GIANNI INFANTINO (FIFA PRESIDENT)
“We are convinced of the power of our game.” A short phrase by Gianni Infantino, the president of FIFA, from his closing press conference at this winter’s World Cup. Compared with his opening speech some four weeks previously, a wild-eyed address that went viral in a manner unusual for sports administrators, it appears harmless enough. But the more you stare at the words, the more revealing the sentence becomes.
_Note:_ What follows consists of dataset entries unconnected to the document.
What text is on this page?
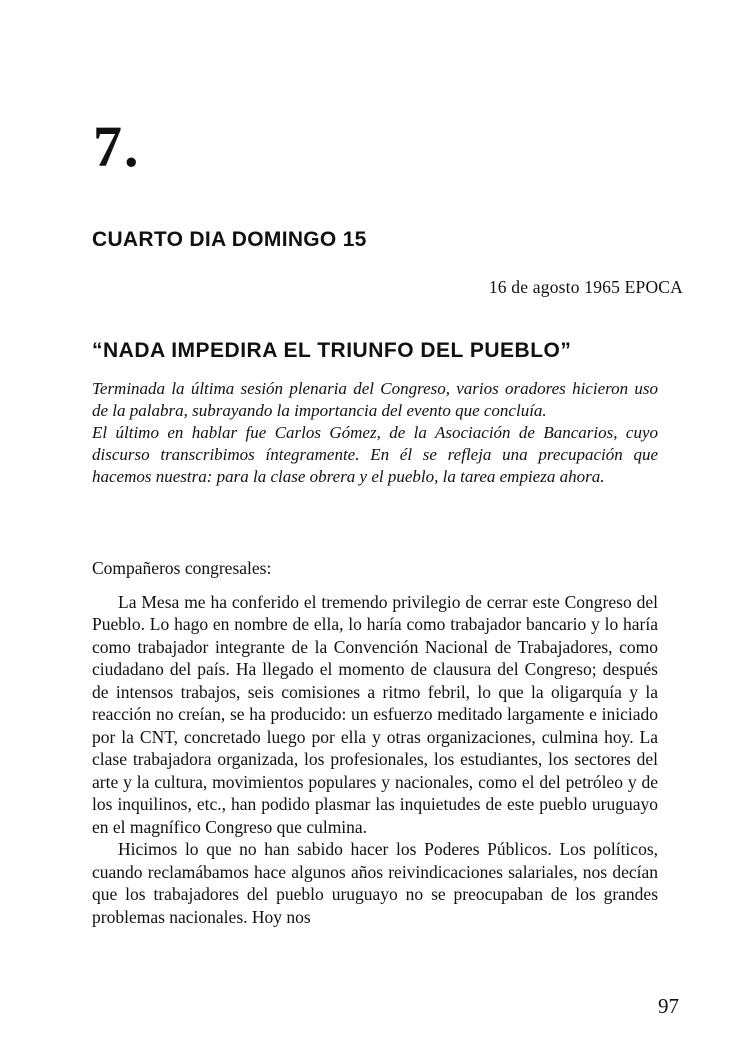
7.
CUARTO DIA DOMINGO 15
16 de agosto 1965 EPOCA
“NADA IMPEDIRA EL TRIUNFO DEL PUEBLO”

Terminada la última sesión plenaria del Congreso, varios oradores hicieron uso de la palabra, subrayando la importancia del evento que concluía.

El último en hablar fue Carlos Gómez, de la Asociación de Bancarios, cuyo discurso transcribimos íntegramente. En él se refleja una precupación que hacemos nuestra: para la clase obrera y el pueblo, la tarea empieza ahora.

Compañeros congresales:

La Mesa me ha conferido el tremendo privilegio de cerrar este Congreso del Pueblo. Lo hago en nombre de ella, lo haría como trabajador bancario y lo haría como trabajador integrante de la Convención Nacional de Trabajadores, como ciudadano del país. Ha llegado el momento de clausura del Congreso; después de intensos trabajos, seis comisiones a ritmo febril, lo que la oligarquía y la reacción no creían, se ha producido: un esfuerzo meditado largamente e iniciado por la CNT, concretado luego por ella y otras organizaciones, culmina hoy. La clase trabajadora organizada, los profesionales, los estudiantes, los sectores del arte y la cultura, movimientos populares y nacionales, como el del petróleo y de los inquilinos, etc., han podido plasmar las inquietudes de este pueblo uruguayo en el magnífico Congreso que culmina.

Hicimos lo que no han sabido hacer los Poderes Públicos. Los políticos, cuando reclamábamos hace algunos años reivindicaciones salariales, nos decían que los trabajadores del pueblo uruguayo no se preocupaban de los grandes problemas nacionales. Hoy nos

97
The power of football has been a matter of contention for the duration of Qatar 2022. What the world’s most popular spectator sport symbolises, what it can achieve, and what it can cover up have been the subject of intense debate. Tomorrow the tournament reaches its climax with a blue-chip final between France and Argentina. As the world tunes in, perhaps now is the time to draw conclusions as to the effect of such power.
MESSI VS MBAPPE
Over in Kosovo, meanwhile, the artist Alkent Pozhegu has made a Messi and Mbappé mosaic from grain and seeds in the town of Gjakova. You love to see it.
As the World Cup winners lift the golden trophy on Sunday evening, an alternative to the ultimate footballing achievement will highlight alleged corruption and reported human rights violations that have been a feature of the 2022 tournament hosted by Qatar.
A Russian-born conceptual artist has created a replica of the World Cup trophy that slowly fills with crude oil. It has a symbolic price of $150m – a figure that matches the amount of money allegedly spent on bribes and kickbacks to FIFA officials, according to US criminal investigators in 2015.
Great insight here on Didier Deschamps, the France head coach, by Philippe Auclair:
“This has already been a World Cup of records for France, who are chasing a third title in less than a quarter of a century on Sunday. The captain, Hugo Lloris, will celebrate his 145th cap against Argentina, three more than the previous record holder, Lilian Thuram.
Olivier Giroud equalled, then surpassed, the 52 goals that Thierry Henry had scored for Les Bleus.
Antoine Griezmann, one of this tournament’s standout performers, has now played a barely believable 72 consecutive games for France.
“Then there is Didier Deschamps, who will be attempting to win the World Cup for a third time to go level with Pelé, the only other person to have achieved that feat; Deschamps, one of only three men, the others being Brazil’s Mário Zagallo and Germany’s Franz Beckenbauer, to become a world champion as a manager and as a player; Deschamps who, if France win on Sunday, will have a legitimate claim to be considered the most decorated man in the history of the game; Deschamps, who only joined a football club at the age of 11, and has certainly made up for lost time since then.”